Que va-t-il précsément se passer dans les prochaines heures ?
« On devrait avoir un conseil des ministres mardi. Ce conseil des ministres devrait donner lieu au dépôt du projet de loi budgétaire au Parlement. Le fait uniquement de le faire déposer, étape qu'on n'arrivait pas à franchir et qui est quand même un petit peu importante, devrait être derrière nous. Ensuite, on aura une déclaration de politique générale qui devrait donner lieu à des motions de censure. Dès aujourd'hui, une motion de censure devrait être d'ailleurs déposée par les Insoumis. Mais les motions de censure beaucoup plus dangereuses pour le gouvernement seront déposées après cette déclaration de politique générale. Et là, si jamais il y en a une du Parti socialiste, on peut déjà acter le fait que le gouvernement tombera en fin de semaine. S'il y a une motion écolo-communiste-Union de la gauche, ce sera un peu moins évident. Mais il suffit que 23 socialistes votent la censure pour que le week-end prochain, on attende soit potentiellement le nom d'un nouveau Premier ministre, fût-ce Sébastien Lecornu, soit qu'on se dirige vers une dissolution. »

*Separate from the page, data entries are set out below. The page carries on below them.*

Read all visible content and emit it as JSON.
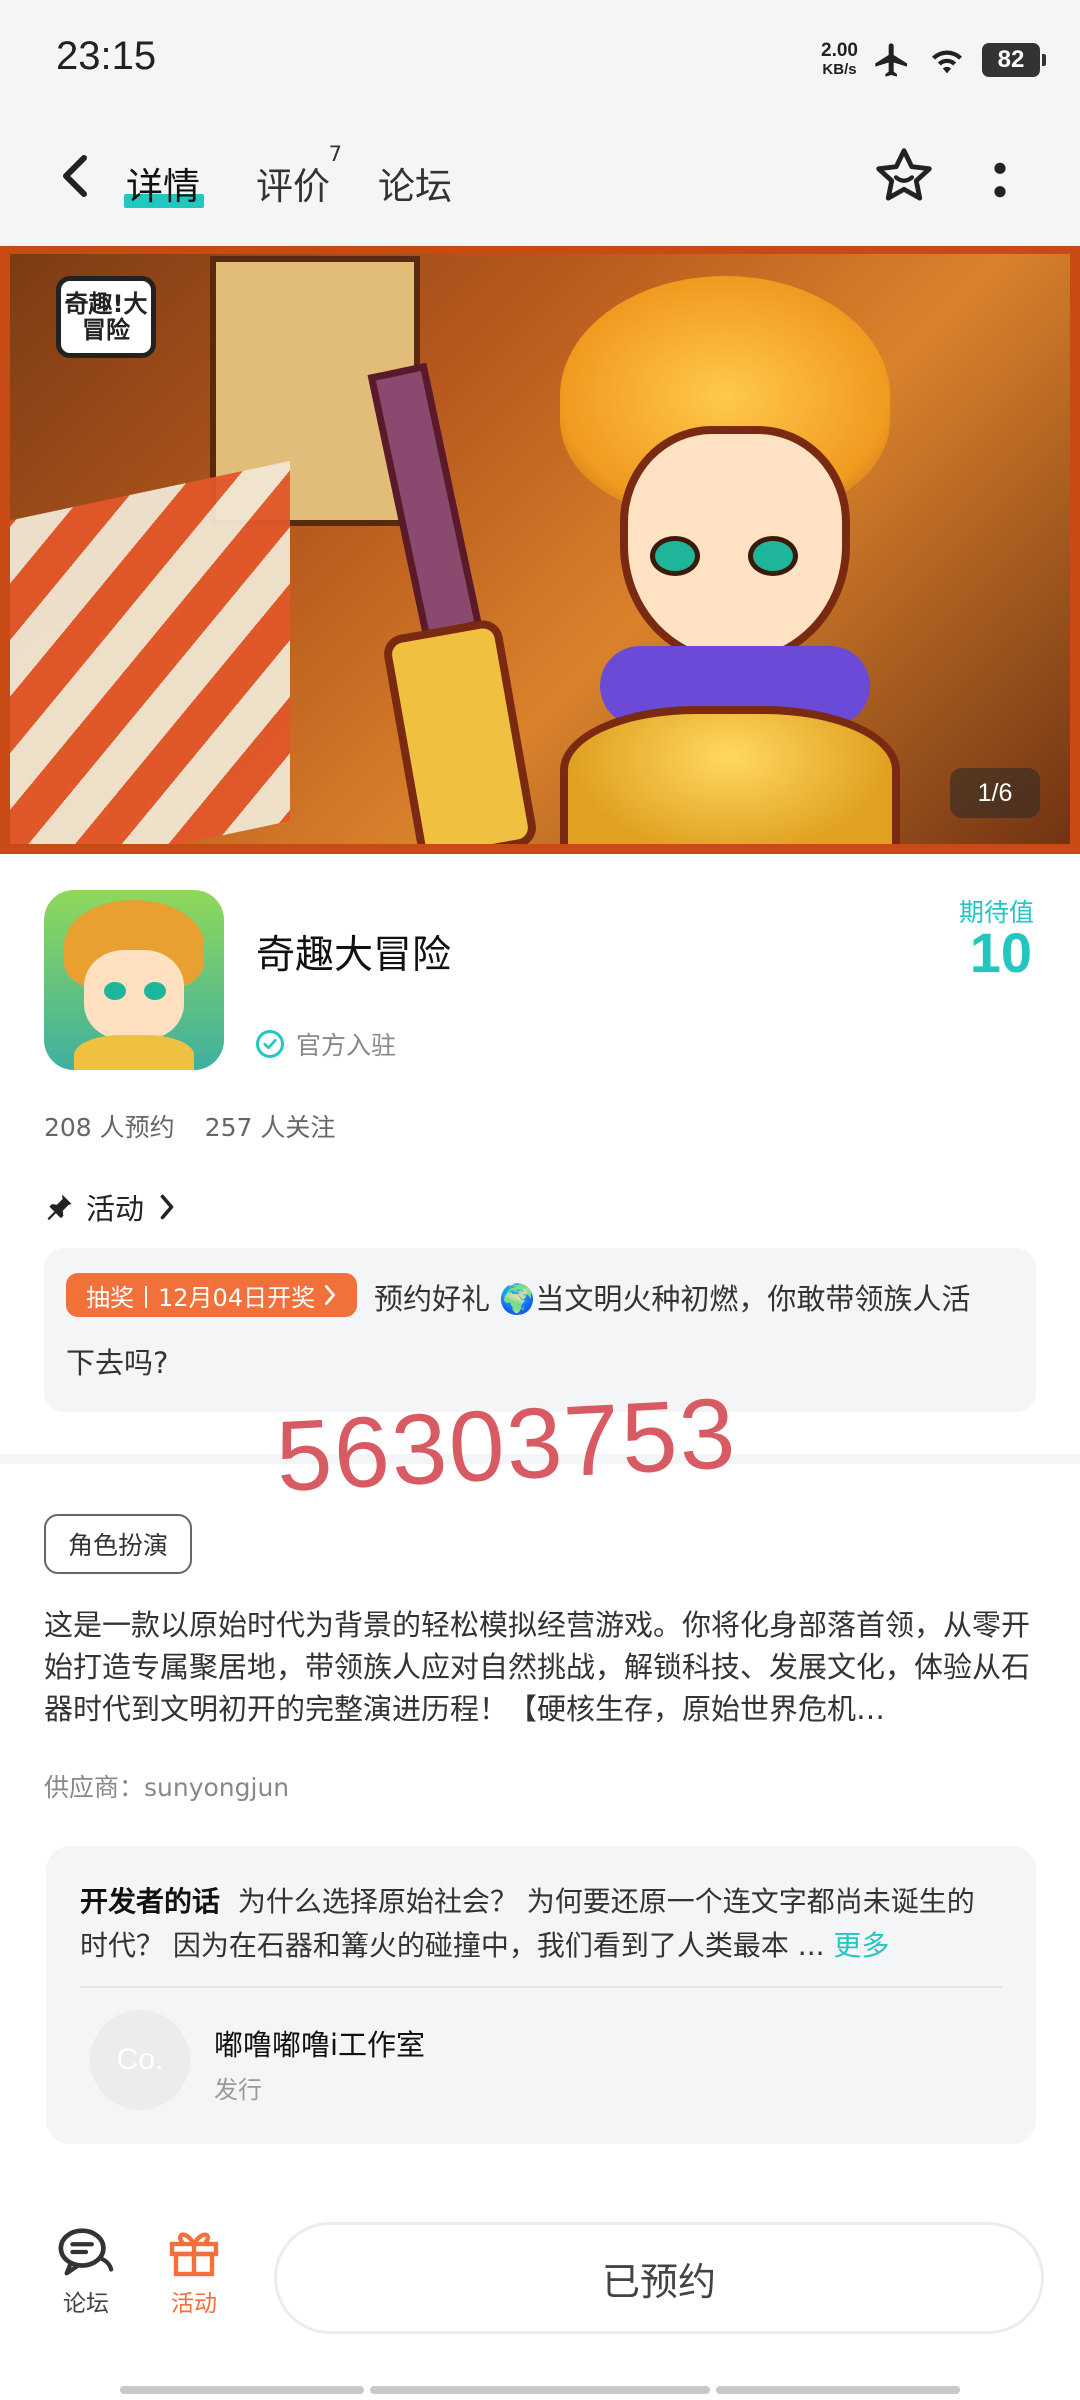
{
  "status_bar": {
    "time": "23:15",
    "net_speed_value": "2.00",
    "net_speed_unit": "KB/s",
    "battery": "82"
  },
  "nav": {
    "tabs": [
      {
        "label": "详情",
        "active": true
      },
      {
        "label": "评价",
        "badge": "7"
      },
      {
        "label": "论坛"
      }
    ]
  },
  "banner": {
    "logo_text": "奇趣!大冒险",
    "counter": "1/6"
  },
  "app": {
    "name": "奇趣大冒险",
    "official_label": "官方入驻",
    "expect_label": "期待值",
    "expect_value": "10",
    "reservations": "208 人预约",
    "followers": "257 人关注"
  },
  "activity": {
    "heading": "活动",
    "badge": "抽奖丨12月04日开奖",
    "line1": "预约好礼 🌍当文明火种初燃，你敢带领族人活",
    "line2": "下去吗?"
  },
  "watermark": "56303753",
  "tag": "角色扮演",
  "description": "这是一款以原始时代为背景的轻松模拟经营游戏。你将化身部落首领，从零开始打造专属聚居地，带领族人应对自然挑战，解锁科技、发展文化，体验从石器时代到文明初开的完整演进历程！【硬核生存，原始世界危机…",
  "supplier": "供应商：sunyongjun",
  "developer": {
    "title": "开发者的话",
    "text": "为什么选择原始社会？ 为何要还原一个连文字都尚未诞生的时代？ 因为在石器和篝火的碰撞中，我们看到了人类最本 ...",
    "more": "更多",
    "avatar_text": "Co.",
    "studio": "嘟噜嘟噜i工作室",
    "role": "发行"
  },
  "bottom_bar": {
    "forum_label": "论坛",
    "activity_label": "活动",
    "reserve_label": "已预约"
  },
  "colors": {
    "accent": "#22c7c0",
    "orange": "#f2703a",
    "watermark": "#d85a62"
  }
}
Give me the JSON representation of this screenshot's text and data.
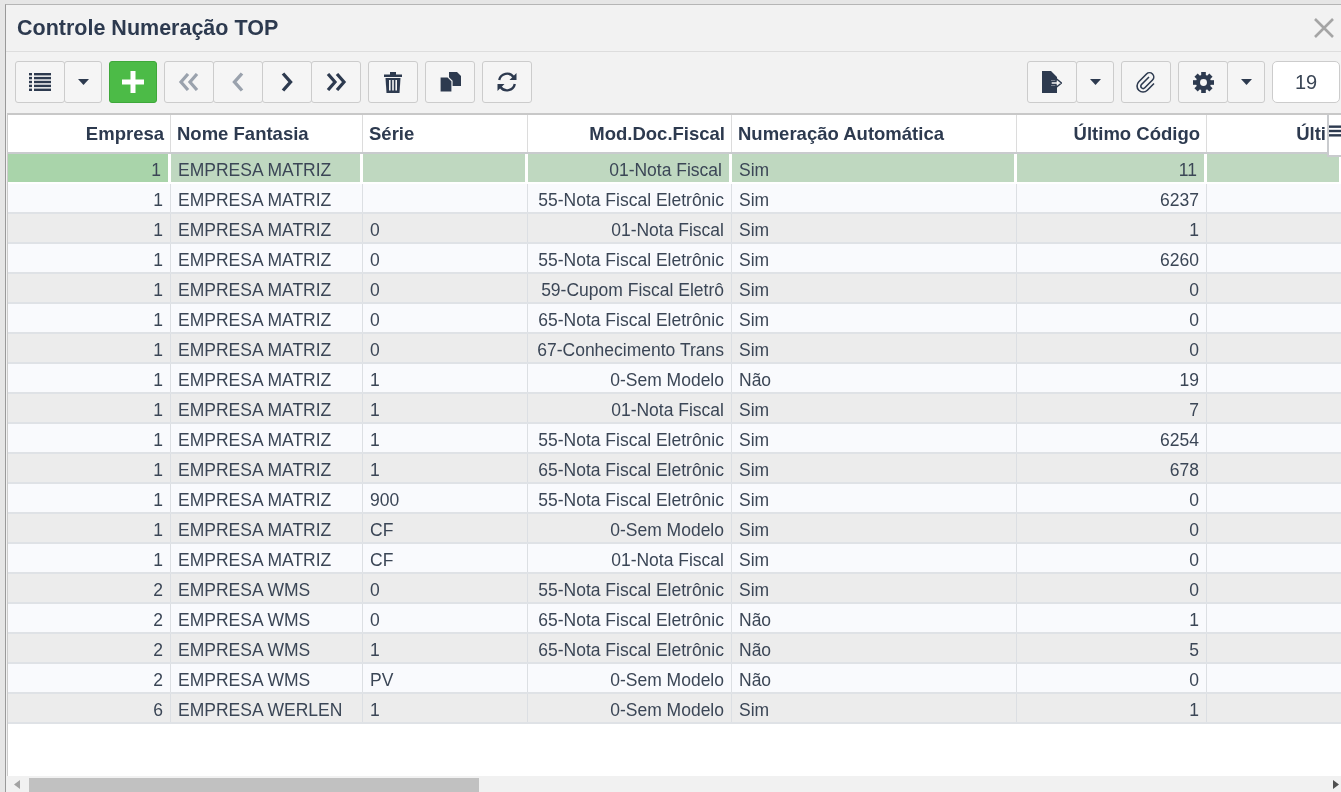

« La pression sur Macron »
Si la situation devenait intenable pour Emmanuel Macron, la seule solution qui s'imposerait à lui ne serait-elle pas plutôt la dissolution ?
« Potentiellement, oui, même si Emmanuel Macron pourrait être tenté de nommer un nouveau Premier ministre. Mais il faut bien comprendre que la dissolution, pour lui, se termine mal. Le seul qui peut avoir une majorité absolue aujourd'hui, c'est le Rassemblement national. Donc la première issue d'une dissolution, ce serait pour lui une cohabitation. La deuxième issue, beaucoup plus probable à ce stade-là, quand on prend les enquêtes, c'est qu'il n'y ait pas de majorité du tout, mais qu'il y ait quand même beaucoup plus de RN. Et qu'à partir de là, on se retrouve dans une situation où, bon an mal an, on a un blocage encore plus aigu que celui d'aujourd'hui, qui probablement conduirait beaucoup de partis politiques, à demander, cette fois-ci, à nouveau sa démission. Donc, il y aurait une pression. »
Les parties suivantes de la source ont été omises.